A year ago I wrote a piece on the reaction of the left to the lockdown. I noted that most of the left had been silent or had supported lockdowns. None of them were alarmed that lockdowns would entail a vast transfer of wealth to the already bloated owner class, that they would kill or further cripple the poor or that they would take us further into a techno-totalitarian dystopia. None of them even questioned the so-called 'facts', let alone attempted — crucially — to see them in context. We were in a 'pandemic', uniquely deadly or, at least, enough of a threat to justify lockdowns, masks, vaccines and vaccine passports. End of argument.

The list of voices on the left who were either silent or openly supportive of what happened was long indeed.

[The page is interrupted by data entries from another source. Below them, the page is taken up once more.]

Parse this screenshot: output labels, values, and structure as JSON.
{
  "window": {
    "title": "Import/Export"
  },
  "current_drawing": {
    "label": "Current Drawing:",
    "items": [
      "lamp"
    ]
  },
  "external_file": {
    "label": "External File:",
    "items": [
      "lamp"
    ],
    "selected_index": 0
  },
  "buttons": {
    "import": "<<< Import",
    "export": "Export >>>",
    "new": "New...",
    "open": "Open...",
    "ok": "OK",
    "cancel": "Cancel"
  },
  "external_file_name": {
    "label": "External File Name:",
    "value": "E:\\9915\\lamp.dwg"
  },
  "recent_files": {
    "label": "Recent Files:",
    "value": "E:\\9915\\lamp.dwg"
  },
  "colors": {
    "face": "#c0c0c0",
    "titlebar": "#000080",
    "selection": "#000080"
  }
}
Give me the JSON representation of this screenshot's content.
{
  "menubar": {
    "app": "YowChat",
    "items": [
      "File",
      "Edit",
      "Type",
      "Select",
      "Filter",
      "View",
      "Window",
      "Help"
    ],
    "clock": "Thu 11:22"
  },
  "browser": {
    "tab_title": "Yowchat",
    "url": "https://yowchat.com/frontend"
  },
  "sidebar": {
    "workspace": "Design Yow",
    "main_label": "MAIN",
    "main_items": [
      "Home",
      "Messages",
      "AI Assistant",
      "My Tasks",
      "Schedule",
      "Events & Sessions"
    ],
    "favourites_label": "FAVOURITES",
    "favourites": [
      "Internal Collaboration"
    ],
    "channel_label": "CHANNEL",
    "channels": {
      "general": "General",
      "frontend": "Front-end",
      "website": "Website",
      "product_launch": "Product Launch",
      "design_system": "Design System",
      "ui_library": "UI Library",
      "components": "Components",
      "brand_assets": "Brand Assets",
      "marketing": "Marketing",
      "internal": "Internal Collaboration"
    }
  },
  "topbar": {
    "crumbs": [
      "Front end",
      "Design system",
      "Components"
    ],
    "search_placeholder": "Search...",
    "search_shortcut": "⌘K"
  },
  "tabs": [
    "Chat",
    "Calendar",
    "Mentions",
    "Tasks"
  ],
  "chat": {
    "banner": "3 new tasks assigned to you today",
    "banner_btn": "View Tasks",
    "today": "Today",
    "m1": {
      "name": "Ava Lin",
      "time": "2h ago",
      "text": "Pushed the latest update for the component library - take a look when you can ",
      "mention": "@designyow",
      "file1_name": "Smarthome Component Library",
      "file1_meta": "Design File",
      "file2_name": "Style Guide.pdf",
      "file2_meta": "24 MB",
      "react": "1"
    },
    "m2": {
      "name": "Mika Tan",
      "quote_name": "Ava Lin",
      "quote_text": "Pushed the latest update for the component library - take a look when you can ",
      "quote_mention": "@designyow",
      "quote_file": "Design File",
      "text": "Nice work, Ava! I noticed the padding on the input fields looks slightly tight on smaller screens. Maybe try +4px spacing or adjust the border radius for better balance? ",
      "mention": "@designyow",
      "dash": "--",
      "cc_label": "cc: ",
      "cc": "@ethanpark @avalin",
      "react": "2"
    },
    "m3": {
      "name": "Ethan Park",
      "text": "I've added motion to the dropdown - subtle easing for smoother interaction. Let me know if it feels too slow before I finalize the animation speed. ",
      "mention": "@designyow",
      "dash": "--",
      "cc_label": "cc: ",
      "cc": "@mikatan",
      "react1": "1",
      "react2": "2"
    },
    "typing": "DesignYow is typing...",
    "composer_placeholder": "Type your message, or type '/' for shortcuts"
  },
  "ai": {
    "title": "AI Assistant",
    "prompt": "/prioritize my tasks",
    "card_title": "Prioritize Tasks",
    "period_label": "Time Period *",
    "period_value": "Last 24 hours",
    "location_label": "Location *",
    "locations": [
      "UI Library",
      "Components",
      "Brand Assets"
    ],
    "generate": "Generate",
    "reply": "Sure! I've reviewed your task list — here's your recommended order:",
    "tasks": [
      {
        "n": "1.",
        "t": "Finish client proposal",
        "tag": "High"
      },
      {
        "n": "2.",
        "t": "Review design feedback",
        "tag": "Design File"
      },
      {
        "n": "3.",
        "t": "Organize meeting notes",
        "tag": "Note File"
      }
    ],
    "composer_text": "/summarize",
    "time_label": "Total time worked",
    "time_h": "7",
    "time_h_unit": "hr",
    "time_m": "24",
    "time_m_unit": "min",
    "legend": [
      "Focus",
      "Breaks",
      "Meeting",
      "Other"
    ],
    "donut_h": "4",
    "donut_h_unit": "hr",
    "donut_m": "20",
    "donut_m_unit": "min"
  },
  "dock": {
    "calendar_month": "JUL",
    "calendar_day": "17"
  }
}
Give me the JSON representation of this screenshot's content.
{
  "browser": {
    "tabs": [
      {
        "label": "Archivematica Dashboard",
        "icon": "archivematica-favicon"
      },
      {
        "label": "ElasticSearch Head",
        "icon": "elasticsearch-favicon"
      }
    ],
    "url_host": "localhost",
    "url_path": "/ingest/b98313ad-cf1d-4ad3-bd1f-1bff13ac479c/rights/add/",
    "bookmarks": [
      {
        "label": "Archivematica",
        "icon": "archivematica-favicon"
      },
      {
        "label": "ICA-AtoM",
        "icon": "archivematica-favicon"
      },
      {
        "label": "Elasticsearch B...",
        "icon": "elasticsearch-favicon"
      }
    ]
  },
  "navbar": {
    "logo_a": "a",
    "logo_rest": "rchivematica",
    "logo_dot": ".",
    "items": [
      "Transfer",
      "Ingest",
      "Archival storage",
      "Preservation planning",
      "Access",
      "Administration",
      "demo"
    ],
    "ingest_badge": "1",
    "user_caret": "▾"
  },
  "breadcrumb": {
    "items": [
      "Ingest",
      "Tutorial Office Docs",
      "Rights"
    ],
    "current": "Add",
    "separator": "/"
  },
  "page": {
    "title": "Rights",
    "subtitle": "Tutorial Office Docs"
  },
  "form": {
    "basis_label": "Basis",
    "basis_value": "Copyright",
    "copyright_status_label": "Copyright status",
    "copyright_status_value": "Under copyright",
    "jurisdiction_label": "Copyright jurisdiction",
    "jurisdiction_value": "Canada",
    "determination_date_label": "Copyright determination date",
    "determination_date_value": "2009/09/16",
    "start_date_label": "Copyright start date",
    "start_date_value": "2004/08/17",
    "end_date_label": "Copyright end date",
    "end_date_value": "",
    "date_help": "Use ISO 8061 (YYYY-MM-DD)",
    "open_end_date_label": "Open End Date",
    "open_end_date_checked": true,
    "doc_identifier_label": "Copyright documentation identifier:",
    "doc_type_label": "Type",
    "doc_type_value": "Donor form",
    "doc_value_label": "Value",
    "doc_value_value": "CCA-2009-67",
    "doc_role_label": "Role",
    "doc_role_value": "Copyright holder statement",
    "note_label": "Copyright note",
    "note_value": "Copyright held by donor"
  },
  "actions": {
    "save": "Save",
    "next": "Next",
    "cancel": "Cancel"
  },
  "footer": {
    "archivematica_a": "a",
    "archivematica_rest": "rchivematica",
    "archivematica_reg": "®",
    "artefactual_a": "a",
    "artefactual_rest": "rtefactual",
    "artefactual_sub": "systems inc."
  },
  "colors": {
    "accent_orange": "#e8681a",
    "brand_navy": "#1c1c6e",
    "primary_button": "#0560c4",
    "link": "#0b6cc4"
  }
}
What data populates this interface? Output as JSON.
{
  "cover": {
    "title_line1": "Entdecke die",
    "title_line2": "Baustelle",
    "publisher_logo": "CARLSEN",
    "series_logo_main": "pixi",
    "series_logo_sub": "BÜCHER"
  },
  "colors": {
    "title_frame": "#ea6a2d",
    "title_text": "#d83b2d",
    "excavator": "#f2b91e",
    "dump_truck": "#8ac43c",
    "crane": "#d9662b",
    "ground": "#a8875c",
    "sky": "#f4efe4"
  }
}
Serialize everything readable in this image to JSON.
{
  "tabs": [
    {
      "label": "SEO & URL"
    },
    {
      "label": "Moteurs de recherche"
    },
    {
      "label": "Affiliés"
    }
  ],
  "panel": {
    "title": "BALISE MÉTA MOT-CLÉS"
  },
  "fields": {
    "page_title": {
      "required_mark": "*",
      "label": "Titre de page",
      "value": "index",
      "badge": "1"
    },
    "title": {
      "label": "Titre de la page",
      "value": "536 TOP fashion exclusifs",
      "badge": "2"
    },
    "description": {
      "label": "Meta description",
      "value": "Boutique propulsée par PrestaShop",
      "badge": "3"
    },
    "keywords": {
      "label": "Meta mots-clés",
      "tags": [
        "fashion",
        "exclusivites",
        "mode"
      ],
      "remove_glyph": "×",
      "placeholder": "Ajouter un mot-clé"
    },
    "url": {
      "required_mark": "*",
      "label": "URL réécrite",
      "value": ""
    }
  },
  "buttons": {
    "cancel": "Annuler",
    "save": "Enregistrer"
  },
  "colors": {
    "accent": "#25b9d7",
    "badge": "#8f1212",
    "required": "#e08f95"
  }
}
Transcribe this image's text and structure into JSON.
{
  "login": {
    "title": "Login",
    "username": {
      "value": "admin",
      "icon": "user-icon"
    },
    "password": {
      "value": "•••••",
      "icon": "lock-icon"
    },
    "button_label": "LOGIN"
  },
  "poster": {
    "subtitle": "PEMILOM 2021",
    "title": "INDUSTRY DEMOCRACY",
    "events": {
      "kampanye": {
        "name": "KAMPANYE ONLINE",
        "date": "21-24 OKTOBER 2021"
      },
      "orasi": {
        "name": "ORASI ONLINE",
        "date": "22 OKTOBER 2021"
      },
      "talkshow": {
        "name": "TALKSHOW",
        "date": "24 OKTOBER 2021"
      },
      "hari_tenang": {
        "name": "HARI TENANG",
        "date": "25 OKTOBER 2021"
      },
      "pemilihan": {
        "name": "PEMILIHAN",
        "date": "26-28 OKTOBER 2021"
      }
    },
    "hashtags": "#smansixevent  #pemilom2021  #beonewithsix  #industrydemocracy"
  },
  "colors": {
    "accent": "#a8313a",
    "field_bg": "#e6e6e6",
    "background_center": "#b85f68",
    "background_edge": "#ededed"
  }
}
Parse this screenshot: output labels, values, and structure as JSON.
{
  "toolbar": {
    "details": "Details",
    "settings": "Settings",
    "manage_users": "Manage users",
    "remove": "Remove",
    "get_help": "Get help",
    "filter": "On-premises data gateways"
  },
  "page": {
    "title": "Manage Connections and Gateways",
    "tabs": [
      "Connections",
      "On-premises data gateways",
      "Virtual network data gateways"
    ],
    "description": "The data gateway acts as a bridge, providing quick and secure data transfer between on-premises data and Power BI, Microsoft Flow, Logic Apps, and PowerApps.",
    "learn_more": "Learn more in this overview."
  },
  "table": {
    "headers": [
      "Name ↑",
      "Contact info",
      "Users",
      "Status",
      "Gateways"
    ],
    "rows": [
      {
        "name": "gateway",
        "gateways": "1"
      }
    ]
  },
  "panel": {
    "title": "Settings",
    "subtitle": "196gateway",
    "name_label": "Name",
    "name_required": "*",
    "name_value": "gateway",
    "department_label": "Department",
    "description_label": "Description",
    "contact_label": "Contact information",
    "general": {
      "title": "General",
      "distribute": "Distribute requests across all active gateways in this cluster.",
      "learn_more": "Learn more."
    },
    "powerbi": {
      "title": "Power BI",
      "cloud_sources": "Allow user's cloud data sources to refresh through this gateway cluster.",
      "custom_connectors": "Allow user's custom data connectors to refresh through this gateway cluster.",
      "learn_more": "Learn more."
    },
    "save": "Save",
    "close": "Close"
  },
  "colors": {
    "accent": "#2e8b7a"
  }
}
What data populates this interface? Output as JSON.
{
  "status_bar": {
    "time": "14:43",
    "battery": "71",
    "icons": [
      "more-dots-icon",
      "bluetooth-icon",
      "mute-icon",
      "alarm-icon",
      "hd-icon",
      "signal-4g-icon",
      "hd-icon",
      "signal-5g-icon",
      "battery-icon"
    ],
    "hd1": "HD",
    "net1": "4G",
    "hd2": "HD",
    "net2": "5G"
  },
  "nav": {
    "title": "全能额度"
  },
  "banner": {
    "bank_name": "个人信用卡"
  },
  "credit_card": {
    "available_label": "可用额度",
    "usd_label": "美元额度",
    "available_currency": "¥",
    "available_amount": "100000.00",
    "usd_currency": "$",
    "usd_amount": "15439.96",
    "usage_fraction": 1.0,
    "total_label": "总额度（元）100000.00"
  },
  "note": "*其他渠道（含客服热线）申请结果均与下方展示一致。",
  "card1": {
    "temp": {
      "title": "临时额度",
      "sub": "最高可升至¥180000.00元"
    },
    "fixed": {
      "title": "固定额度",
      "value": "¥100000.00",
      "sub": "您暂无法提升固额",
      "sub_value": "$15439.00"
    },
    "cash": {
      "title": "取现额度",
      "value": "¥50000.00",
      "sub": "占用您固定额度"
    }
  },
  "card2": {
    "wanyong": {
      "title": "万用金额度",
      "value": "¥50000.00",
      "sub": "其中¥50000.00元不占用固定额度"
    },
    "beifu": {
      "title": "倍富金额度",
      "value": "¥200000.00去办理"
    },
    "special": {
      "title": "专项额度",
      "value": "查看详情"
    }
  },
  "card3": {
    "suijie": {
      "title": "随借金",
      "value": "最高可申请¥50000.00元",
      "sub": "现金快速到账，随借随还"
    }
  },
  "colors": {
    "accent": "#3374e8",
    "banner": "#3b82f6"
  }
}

Noam Chomsky, David Graeber, Media Lens, Jonathan Cook, Caitlin Johnstone, Chris Hedges, John Pilger, John Zerzan, Paul Kingsnorth, Dougald Hine, Glenn Greenwald, Asa Winstanley, The Canary, Novara, Squarkbox, Libcom, Moon of Alabama, Matt Taibi, Aaron and Gabor Maté, George Monbiot, 'Mr. Ethical,' Billy Bragg, Max Blumenthal, Slavoj Žižek, George Galloway, Rachael Swinden, Michael Rosen, Peter Joseph, CounterPunch… on and on and on it went and, for the most part, still goes.

It is vital to understand that this is not at all surprising. Anyone who is surprised does not understand what the left wing actually is, how it operates, or what its interests are. Allow to me explain.

Some people believe that leftism is primarily characterised by support for Marxist ideas, or for unions, or for ownership of the means of production, or for state-run businesses, or for bringing down fascism, or for abolishing private property, or for nuclear disarmament, or for such some other noble goal. There is much we could say about these things, but they all secondary beliefs. To understand the left we must understand what they do and how they live. This clarifies why they believe the things they do, and, far more importantly, why they act the way they do; in this case, why they supported lockdowns.

If we start with what the left does and how they live, we see that they are the management class — they are the professionals who organise, conceptualise, administer or, in the case of the writers we are interested in here, promote and justify the system, or 'the machine of the world'. The power of the management class comes not, as it does with the owner class, from ownership (i.e. from capital, hence 'capitalism'), but from management (of and through society; hence 'socialism').